Differences in the locking of HFO amplitude to phases of beta and gamma oscillations for subject P1. A, Examples of beta (11–16 Hz, blue) and gamma (45–64 Hz, magenta) phase signals with simultaneous HFO (256–362 Hz, red) amplitude signal from an LFP in the severe state. Bandpass filtered data are shown in gray. B, Coupling was measured by comparing the phase-amplitude distribution (bold line) with a distribution of time-shuffled surrogates (mean ± 2 SD, shown with thin lines) for beta-HFO (top, blue) and gamma-HFO (magenta, bottom) pairs. C, In subject P1, radial histograms of the phase at which the phase-amplitude distribution in B was peaked for recordings with significant PACz-scores (yellow).
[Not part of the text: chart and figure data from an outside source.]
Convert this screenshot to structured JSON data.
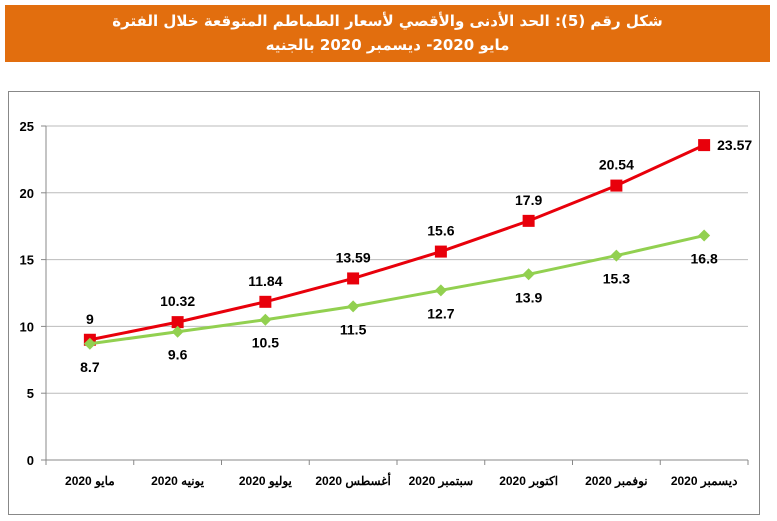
{
  "chart_data": {
    "type": "line",
    "title_line1": "شكل رقم (5): الحد الأدنى والأقصي لأسعار الطماطم المتوقعة خلال الفترة",
    "title_line2": "مايو 2020- ديسمبر 2020 بالجنيه",
    "categories": [
      "مايو 2020",
      "يونيه 2020",
      "يوليو 2020",
      "أغسطس 2020",
      "سبتمبر 2020",
      "اكتوبر 2020",
      "نوفمبر 2020",
      "ديسمبر 2020"
    ],
    "ylim": [
      0,
      25
    ],
    "yticks": [
      0,
      5,
      10,
      15,
      20,
      25
    ],
    "grid": true,
    "series": [
      {
        "values": [
          9,
          10.32,
          11.84,
          13.59,
          15.6,
          17.9,
          20.54,
          23.57
        ],
        "color": "#E8000B",
        "marker": "square",
        "label_position": "above"
      },
      {
        "values": [
          8.7,
          9.6,
          10.5,
          11.5,
          12.7,
          13.9,
          15.3,
          16.8
        ],
        "color": "#92D050",
        "marker": "diamond",
        "label_position": "below"
      }
    ]
  }
}
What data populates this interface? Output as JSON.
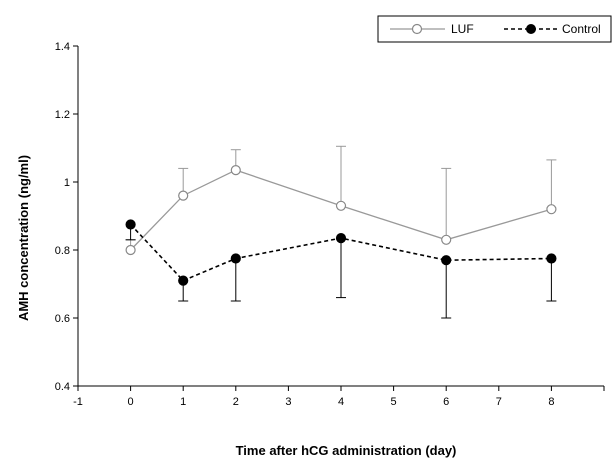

Beta was defined as 11–16 Hz, gamma as 45–64 Hz, and HFO as 256–362 Hz for all recordings. The bold colored line shows the mean axial direction with the shaded area representing the 95% confidence interval. For beta-HFO mild and moderate states, there was no significant axial direction as tested by the Omnibus test, so the 95% confidence interval encompasses the entire circle. D, Angular dispersion (0 represents dispersed angles, 1 represents aligned angles) and jackknife error bars of the radial distributions shown in C for all subjects and all parkinsonian states (P1, blue; P2, gray; P3, red). For all subjects, there were not enough recordings (N < 6, insufficient data, marked ID) with a significant beta-HFO modulation index to perform the dispersion analysis in the naive state (and in the mild and moderate states in P3; faded bars). E, Mean axial direction with 95% confidence interval for all subjects and parkinsonian states for gamma-HFO coupling. Beta-HFO coupling is not shown because the distributions were not different from uniform, as tested by the Omnibus test.